In the 1990s, scientists realised this mechanism could be exploited to deliver specific genes into the cell. Lentiviral vectors have since been used across a number of experimental applications, and the technology has grown much safer and more effective.

In August 2017, researchers arrived at an important landmark – the approval of Kymriah. The first in a new class of treatments known as CAR-T therapies, Kymriah uses lentiviral vectors to modify the patient’s immune cells. It could pave the way for many others of its kind.

Although Flash Therapeutics (as Vectalys) has a long history of developing ‘standard’ lentiviral solutions, its LentiFlash technology takes a different approach. With a conventional lentiviral tool, the transferred genetic material is integrated into the target cells, leading to stable expression of the proteins. With LentiFlash, integration does not occur and the expression is transient.

This overcomes some of the safety concerns associated with integrative lentiviral particles. Plus, it means the tools can be used for an altogether different purpose. While integrative lentiviral vectors are used to treat cancers and certain genetic diseases, LentiFlash technology is suitable for gene editing and other advanced therapeutic approaches.

“For some genetic diseases, integrative lentivirus-based technology is useful because we introduce functional genes into the genome of patients and then obtain a stable expression, but there are times when stable delivery is not a good approach,” says Bouillé. “In 2010 we decided to develop a non-integrative technology, keeping all the innovative properties from the viral system and its ability to easily enter cells. The technology is the same in terms of delivery systems – we have a lentiviral particle – but inside the particles the genetic machinery is completely different and the technologies are dedicated to different applications.”

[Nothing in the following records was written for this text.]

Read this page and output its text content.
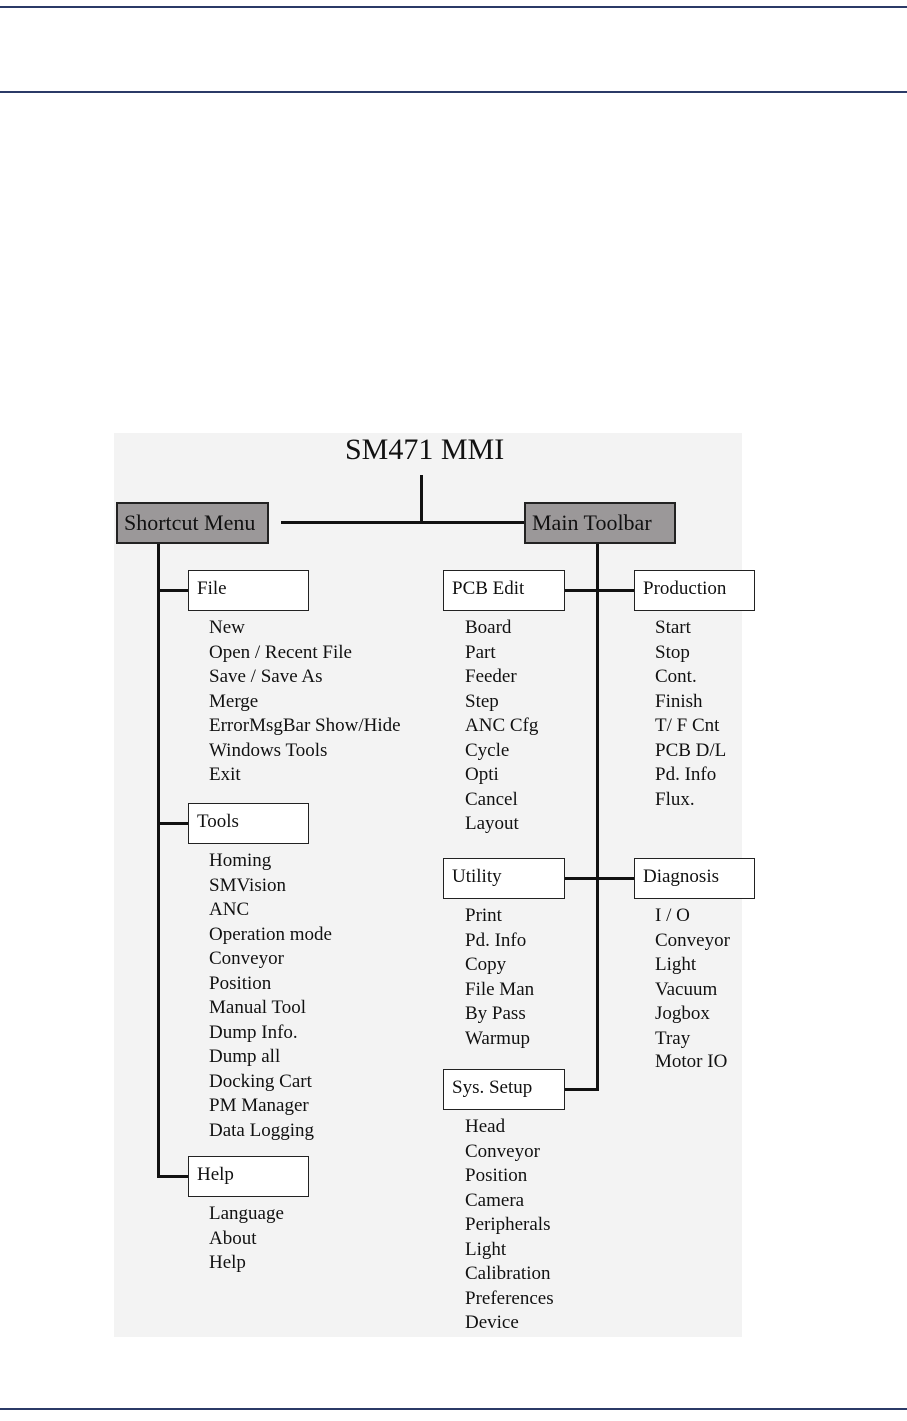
SM471 MMI
Shortcut Menu	Main Toolbar
File
New
Open / Recent File
Save / Save As
Merge
ErrorMsgBar Show/Hide
Windows Tools
Exit
Tools
Homing
SMVision
ANC
Operation mode
Conveyor
Position
Manual Tool
Dump Info.
Dump all
Docking Cart
PM Manager
Data Logging
Help
Language
About
Help
PCB Edit
Board
Part
Feeder
Step
ANC Cfg
Cycle
Opti
Cancel
Layout
Production
Start
Stop
Cont.
Finish
T/ F Cnt
PCB D/L
Pd. Info
Flux.
Utility
Print
Pd. Info
Copy
File Man
By Pass
Warmup
Diagnosis
I / O
Conveyor
Light
Vacuum
Jogbox
Tray
Motor IO
Sys. Setup
Head
Conveyor
Position
Camera
Peripherals
Light
Calibration
Preferences
Device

Currently, Flash Therapeutics is using its LentiFlash technology to develop therapeutics for blood and liver diseases. This is just the tip of the iceberg, though, and it plans to team up with other biotech companies to develop RNA therapies in other disease areas.

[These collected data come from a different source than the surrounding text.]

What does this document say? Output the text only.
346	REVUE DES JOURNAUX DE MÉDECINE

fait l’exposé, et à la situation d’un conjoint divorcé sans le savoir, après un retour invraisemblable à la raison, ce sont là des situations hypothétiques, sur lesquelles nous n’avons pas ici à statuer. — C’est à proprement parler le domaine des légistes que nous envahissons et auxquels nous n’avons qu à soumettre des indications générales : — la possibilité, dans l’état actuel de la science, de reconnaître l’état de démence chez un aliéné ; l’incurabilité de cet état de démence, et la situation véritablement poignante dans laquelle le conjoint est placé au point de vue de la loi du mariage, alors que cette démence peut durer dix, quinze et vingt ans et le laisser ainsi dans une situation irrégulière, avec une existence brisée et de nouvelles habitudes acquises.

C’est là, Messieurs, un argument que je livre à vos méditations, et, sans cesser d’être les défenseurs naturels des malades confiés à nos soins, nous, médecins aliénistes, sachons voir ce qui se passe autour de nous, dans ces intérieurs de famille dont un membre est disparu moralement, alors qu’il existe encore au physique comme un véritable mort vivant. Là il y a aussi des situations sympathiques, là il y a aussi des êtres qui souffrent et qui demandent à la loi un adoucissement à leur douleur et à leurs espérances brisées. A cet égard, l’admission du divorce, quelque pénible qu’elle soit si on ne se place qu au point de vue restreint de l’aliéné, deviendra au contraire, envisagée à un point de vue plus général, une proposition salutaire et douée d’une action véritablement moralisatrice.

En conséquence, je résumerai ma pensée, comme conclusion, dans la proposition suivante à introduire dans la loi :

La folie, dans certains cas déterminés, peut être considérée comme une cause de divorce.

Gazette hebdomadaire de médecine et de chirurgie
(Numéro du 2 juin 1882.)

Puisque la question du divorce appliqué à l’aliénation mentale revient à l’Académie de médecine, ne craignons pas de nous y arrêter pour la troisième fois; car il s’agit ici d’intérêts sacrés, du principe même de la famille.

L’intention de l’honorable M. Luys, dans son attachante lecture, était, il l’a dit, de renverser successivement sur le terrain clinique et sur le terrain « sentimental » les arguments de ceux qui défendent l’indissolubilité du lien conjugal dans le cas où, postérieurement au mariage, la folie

On the manufacturing side, the company is working to expand its lentiviral development and production business. Next year, it will open a new good manufacturing practice (GMP) facility at the Hospital Saint-Louis, Lariboisière, Fernand Vidal in Paris. Under a recently signed three-year partnership, it will use the facility to develop gene and cell therapeutics.

“Manufacturing technology has been our job for 13 years now and clearly we have a great expertise and experience in lentiviral vector manufacturing – we’ve produced more than 4,000 batches,” says Bouillé. “Our facility will deliver GMP batches of both lentiviral vectors and LentiFlash tools, and with our expertise we can support customers from drug discovery to the clinic.”

She adds that, as gene and cell therapies become more prevalent, there will be a growing need for lentiviral manufacturing technology and expertise. Flash Therapeutics hopes to play a key role in the process, helping its clients develop and commercialise new therapies in hard-to-treat diseases.

Equally, it wants to demonstrate the merits of LentiFlash, ultimately using the technology across a wide range of applications.

“When we use integrative systems, we then provide genetically modified organisms, which can have secondary effects due to the stable integration into the genome,” she explains. “We want to show that developing a non-integrative system can add more value to these therapeutic approaches. Biomanufacturing is really important to meet that objective.”